After reading your comments I took the Browning out and pecked at the top half of that spinner target, one handed at 25 yards and was surprised at how often I hit it. With an overtravel stop and the right grips...
 

mk70ss

New member
My first bullseye pistol was a 5.5 Buckmark Target with an Aimpoint red dot. They are fine firearms. Good luck with your new, old version.
 

bn12gg

New member
I"ve owned a Buckmark Hunter for many years. It is a great entry level 22 handgun; also own 2 Smith and Wesson 41's and a 46. Dream on that the BuckMark out shoots the 41's.

.02 David :)
 

Frisco

New member
You can't go wrong with a BuckMark. When my daughter turned 5 in 2009, I took her to the gun shop and let her pick out her own .22LR pistol. She picked a BuckMark Standard. I'd probably own one or two myself, but I have a couple of Ruger MkII and MkIIIs already.

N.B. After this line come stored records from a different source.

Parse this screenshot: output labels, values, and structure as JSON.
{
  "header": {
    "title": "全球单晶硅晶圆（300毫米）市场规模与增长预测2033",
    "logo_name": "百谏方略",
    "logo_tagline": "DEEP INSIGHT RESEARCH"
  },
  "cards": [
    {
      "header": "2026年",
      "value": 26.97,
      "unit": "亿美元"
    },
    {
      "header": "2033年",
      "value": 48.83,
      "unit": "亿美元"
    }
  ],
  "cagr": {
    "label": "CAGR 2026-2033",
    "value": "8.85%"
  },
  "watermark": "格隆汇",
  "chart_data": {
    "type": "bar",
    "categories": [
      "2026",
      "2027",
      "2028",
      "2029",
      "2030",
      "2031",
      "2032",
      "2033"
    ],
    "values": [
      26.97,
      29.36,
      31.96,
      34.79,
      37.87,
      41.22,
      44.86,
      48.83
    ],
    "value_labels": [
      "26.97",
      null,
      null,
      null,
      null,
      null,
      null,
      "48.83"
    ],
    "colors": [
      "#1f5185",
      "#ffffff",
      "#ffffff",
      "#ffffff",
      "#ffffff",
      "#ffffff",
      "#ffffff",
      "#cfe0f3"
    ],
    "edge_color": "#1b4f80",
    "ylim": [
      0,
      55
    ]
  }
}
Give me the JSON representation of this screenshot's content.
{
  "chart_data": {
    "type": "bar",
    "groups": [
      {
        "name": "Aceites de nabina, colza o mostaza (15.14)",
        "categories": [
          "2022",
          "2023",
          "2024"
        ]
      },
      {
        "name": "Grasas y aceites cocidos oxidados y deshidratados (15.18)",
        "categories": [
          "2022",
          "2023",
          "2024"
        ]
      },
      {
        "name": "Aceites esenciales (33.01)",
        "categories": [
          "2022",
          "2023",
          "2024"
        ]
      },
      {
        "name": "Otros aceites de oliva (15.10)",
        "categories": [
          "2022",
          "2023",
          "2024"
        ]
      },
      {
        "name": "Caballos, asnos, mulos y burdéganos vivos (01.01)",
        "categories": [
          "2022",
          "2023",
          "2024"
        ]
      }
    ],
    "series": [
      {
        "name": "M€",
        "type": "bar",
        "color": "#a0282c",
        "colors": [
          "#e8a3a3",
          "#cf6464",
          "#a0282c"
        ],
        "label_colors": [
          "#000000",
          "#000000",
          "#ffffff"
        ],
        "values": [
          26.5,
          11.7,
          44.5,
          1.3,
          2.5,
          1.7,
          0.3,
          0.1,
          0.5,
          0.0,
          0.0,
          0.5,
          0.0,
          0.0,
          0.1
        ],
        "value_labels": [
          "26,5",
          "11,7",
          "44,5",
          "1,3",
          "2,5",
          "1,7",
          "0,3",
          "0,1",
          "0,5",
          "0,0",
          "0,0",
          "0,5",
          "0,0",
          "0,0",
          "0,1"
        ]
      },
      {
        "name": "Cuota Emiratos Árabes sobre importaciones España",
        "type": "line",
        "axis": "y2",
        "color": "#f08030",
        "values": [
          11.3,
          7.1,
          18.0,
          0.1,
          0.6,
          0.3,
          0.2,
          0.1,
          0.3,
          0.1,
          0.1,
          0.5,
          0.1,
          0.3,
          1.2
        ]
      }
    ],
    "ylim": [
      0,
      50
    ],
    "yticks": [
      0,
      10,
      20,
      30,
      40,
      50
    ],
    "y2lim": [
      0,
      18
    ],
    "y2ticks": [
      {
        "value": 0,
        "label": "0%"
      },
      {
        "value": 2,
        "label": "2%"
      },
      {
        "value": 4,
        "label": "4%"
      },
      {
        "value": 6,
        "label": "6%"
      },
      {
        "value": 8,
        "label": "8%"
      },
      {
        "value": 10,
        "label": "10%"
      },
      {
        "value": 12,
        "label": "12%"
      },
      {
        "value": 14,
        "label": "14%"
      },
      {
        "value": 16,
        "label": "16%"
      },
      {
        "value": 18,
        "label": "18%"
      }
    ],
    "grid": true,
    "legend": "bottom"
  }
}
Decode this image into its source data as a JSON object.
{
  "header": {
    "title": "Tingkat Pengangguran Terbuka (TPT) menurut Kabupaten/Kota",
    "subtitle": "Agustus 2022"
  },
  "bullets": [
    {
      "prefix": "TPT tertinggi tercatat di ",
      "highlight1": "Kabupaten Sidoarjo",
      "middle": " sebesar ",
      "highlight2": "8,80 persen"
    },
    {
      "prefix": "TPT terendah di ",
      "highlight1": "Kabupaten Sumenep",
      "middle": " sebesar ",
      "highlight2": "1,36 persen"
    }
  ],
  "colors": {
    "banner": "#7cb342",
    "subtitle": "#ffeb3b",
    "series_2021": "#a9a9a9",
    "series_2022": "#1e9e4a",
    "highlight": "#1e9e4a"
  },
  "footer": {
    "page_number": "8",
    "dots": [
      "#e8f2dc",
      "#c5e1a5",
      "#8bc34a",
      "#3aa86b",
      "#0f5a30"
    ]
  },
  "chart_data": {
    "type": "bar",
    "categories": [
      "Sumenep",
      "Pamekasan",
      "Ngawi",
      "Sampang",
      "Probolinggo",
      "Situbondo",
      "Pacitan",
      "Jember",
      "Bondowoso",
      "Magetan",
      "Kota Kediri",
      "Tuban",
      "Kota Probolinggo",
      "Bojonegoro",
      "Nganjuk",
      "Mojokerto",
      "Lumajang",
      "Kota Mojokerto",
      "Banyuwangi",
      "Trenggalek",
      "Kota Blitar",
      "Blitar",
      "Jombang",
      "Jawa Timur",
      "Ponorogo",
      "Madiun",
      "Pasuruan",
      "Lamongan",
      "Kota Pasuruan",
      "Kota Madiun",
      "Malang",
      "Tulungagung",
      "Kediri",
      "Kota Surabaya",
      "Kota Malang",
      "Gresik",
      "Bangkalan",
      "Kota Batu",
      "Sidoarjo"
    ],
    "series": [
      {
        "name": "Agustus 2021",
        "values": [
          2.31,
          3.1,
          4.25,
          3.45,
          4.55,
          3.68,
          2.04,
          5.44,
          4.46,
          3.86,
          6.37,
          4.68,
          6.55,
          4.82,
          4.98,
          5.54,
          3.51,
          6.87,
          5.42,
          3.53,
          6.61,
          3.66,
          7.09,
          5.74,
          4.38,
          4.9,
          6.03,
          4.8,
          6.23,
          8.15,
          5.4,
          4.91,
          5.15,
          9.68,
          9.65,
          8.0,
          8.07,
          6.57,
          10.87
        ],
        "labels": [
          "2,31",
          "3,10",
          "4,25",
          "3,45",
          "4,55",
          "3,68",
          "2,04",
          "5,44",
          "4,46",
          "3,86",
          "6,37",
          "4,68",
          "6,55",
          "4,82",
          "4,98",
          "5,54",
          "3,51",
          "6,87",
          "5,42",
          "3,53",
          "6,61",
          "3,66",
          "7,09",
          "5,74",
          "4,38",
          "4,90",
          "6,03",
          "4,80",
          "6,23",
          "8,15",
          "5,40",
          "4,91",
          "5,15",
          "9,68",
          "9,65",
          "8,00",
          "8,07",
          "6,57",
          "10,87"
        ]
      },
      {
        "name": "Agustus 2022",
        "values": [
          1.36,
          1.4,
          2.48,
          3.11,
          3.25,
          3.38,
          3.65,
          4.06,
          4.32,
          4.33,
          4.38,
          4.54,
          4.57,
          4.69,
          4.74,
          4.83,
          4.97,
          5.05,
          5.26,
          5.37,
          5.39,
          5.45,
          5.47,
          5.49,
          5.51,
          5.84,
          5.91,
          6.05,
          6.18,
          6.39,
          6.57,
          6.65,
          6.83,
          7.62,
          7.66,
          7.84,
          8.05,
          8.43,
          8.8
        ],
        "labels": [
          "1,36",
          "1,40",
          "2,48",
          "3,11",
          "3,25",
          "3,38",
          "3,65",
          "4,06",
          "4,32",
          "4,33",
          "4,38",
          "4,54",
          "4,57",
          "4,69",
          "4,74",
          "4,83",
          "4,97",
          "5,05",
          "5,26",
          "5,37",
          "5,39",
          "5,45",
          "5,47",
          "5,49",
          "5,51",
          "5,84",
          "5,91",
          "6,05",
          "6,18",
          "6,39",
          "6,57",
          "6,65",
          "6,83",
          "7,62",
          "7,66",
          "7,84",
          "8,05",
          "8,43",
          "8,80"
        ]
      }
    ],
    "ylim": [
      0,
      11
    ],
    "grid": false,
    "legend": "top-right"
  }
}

Great pistol. She has moved on to a Glock 19 and a Glock 17 for IDPA and USPSA and a Smith Model 19 "just because"....but any time she goes out the back door to shoot her arch enemy steel plate...she takes her BuckMark along.
 

tex45acp

New member
My first semi auto .22 was this Browning BuckMark Target. It is still my favorite and has taken down many rimfire silhouette's, squirrels and cottontails here in Texas.